GRADUATION (2016)
Directed by Christian
Mungíu
Voodoo Films, 128
minutes, Not-rated.
In Hungarian (and
some English) with subtitles
★★★ ½
This small film—released as Baccalaureate in Europe— slipped under the radar in U.S. markets,
but it won a few prizes at Cannes. I'm not sure I'd have sent anyone to the
winners' podium, but the film is certainly worth a download or DVD rental.
Forget that it's a subtitled film. Instead, ask yourself a
very North American question: What would you do to assure your child's place in
a great college? Would you call in favors? Would you consider cheating? Now
let's take it to another level. What if you determined that getting into a good
university was your daughter's ticket to escape an untenable present and a dree
future?
This is the dilemma facing 49-year-old physician Romeo Aldea.
He and his wife, Magda, left Western Europe to return to Romania shortly after
it tossed off communism in 1990. They arrived full of idealism and hope, but
those dreams died as communism merely gave way to authoritarian capitalist
thuggery. To put it in perspective, more than two million people have left Romania since it joined the
European Union in 2007—and this is a nation whose communist dictator, Nicolae
Ceauçescu, was considered among the worst!
The Aldeas' Transylvania town is rundown and dysfunctional,
cynicism reigns, corruption is rampant, and the pall of resignation hangs over
the citizenry. Good jobs are rare—and being a doctor isn't one of them. Perhaps
the only thing deader than the town is the Aldea's marriage. Eighteen-year-old
Eliza, though, is brilliant. She has been provisionally accepted to Cambridge
and needs only to score a 90 on one of her final exams—and the English test is
in the bag.
Or, at least it should be. On the cusp of her exams, Eliza
is assaulted. Though she fends off her attacker, her struggle leaves her with a
massive flexible arm cast—on the side with which she writes, of course. Romania
isn't a bureaucratic communist state any more; it's a bureaucratic capitalist state. Rules are rules; Eliza
cannot reschedule her exams, nor is she supposed to get extra time to complete
them. So what would you do to try to help her? Who do you know who could fix
the situation?
This is the
gist of the central dilemma. I'll leave it to you to see how it plays
out—though I will note that I found the film's resolution way too pat. It also
takes some of the sting out if you know that if Eliza stays in Romania, she
will attend Cluj University, which is very highly regarded. But let me discuss
instead some of the things that are very good about the movie. First, it
explodes our notion of what the fall of communism meant in Romania. Maybe
communism was supposed to mean one for all, but Romanian capitalism has become—in
director Mungíu's depiction—all for none.
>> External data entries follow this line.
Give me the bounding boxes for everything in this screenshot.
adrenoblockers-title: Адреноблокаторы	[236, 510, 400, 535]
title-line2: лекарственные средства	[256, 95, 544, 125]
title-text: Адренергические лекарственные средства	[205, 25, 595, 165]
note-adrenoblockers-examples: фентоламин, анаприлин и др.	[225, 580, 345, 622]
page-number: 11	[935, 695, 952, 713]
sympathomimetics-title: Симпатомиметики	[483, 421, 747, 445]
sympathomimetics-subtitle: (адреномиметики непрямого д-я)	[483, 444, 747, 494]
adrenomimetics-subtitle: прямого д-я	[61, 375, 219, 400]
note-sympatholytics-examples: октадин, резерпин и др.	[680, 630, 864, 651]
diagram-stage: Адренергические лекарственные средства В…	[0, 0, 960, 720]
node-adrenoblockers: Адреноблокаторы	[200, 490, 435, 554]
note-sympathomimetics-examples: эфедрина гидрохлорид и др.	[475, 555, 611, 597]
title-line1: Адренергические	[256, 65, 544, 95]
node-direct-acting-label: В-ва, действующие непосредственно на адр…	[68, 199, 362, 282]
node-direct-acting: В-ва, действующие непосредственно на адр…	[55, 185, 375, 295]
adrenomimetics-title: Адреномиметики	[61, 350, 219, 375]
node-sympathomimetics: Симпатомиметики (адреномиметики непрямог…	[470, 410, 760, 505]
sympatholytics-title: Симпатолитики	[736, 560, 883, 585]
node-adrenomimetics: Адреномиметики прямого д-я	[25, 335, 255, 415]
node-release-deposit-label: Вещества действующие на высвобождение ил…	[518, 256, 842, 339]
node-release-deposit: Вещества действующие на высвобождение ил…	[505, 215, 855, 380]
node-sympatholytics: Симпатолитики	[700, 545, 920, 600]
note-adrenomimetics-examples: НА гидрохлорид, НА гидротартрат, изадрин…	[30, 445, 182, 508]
Second, there are some fine performances, starting with that
of Adrian Titieni as Romeo. He gives us something seldom see on the screen: a
helicopter dad. And, nope, this isn't any sort of glorification of Superdad;
his helicoptering is just as horrific as female versions. Titieni plays the
role well; he also shows he various ways in which one who wishes to be a
"good" man can be tempted, as well as the inability of a parent to
let go and acknowledge his offspring as an adult. Lia Bugnar has a nearly silent
role as Magda, but she doesn't need to speak: her physical presence says it
all. If you wanted to display the very essence of a person hollowed out by
hopelessness, you could do worse than look at scenes in which the gaunt Bognar
sits smoking in the kitchen, staring at nothing. Also noteworthy is Mălina
Manovici, who plays a 35-year-old single mother. Her story parallels with
Romeo's in that she too is trying to determine what she can do for her child in
the face of difficult circumstances.
Maria Drăguș plays Eliza. I gather she's an emerging star in
Europe, though I wouldn't say she's more than adequate in this movie. She's
sort of the flip side of the movie; that is, the parts that are merely okay
rather than compelling. Overall, though, this is a solid film. It's also one
that takes you to places you'll probably not see on your own. And maybe its
lesson is that it's not like where you live, but you probably share more in
common with folks living there than you might assume.